Certo, la pandemia ha messo in evidenza gli elementi di criticità del sistema editoriale della scienza così come ha fatto nei confronti di tanti altri aspetti della nostra società, dall’inadeguatezza della medicina territoriale alle diseguaglianze socioeconomiche e di genere.

Lo stress test della pandemia ha messo in evidenza anche i ben noti limiti del perverso sistema “publish or perish” che affligge la ricerca, creando un’ulteriore distorsione dei discussi sistemi di valutazione dei ricercatori e delle riviste: dall’inizio del 2020 ad agosto 2021, gli articoli riguardanti Covid-19 in tutta la letteratura scientifica medica sono stati il 17%, ma hanno accumulato l’80% circa delle citazioni, per cui ciascun paper su Covid-19 riceveva in media 5 volte più citazioni di quelli che trattavano altri argomenti. 
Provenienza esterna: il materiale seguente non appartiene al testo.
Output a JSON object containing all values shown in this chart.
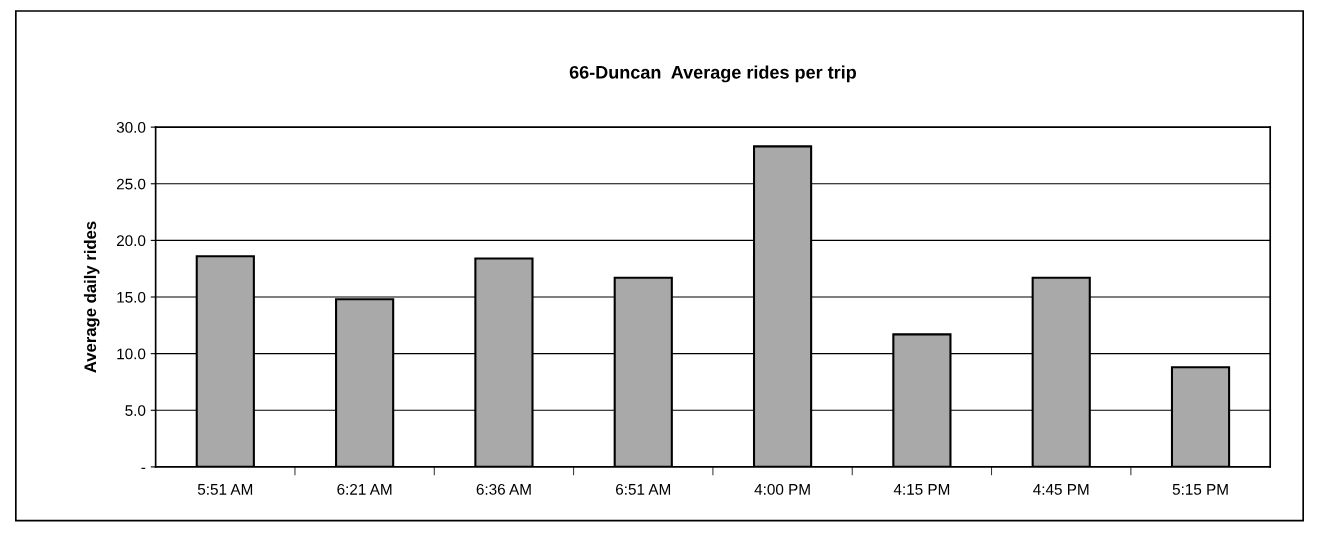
{
  "chart_data": {
    "type": "bar",
    "title": "66-Duncan  Average rides per trip",
    "ylabel": "Average daily rides",
    "categories": [
      "5:51 AM",
      "6:21 AM",
      "6:36 AM",
      "6:51 AM",
      "4:00 PM",
      "4:15 PM",
      "4:45 PM",
      "5:15 PM"
    ],
    "values": [
      18.6,
      14.8,
      18.4,
      16.7,
      28.3,
      11.7,
      16.7,
      8.8
    ],
    "color": "#a9a9a9",
    "ylim": [
      0,
      30
    ],
    "yticks": [
      {
        "value": 0,
        "label": "-"
      },
      {
        "value": 5,
        "label": "5.0"
      },
      {
        "value": 10,
        "label": "10.0"
      },
      {
        "value": 15,
        "label": "15.0"
      },
      {
        "value": 20,
        "label": "20.0"
      },
      {
        "value": 25,
        "label": "25.0"
      },
      {
        "value": 30,
        "label": "30.0"
      }
    ],
    "grid": "y"
  }
}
L’effetto di questo fenomeno è l’enorme crescita nell’impact factor delle riviste mediche non specialistiche: tra il 2020 e il 2021 quello del New England è cresciuto da 91 a 176, quelli di BMJ e Lancet sono più che raddoppiati (rispettivamente da 40 a 96 e da 79 a 202), mentre JAMA ha quasi triplicato, da 56 a 157. Questo sì che potrebbe cambiare qualcosa, in un sistema che non è cambiato.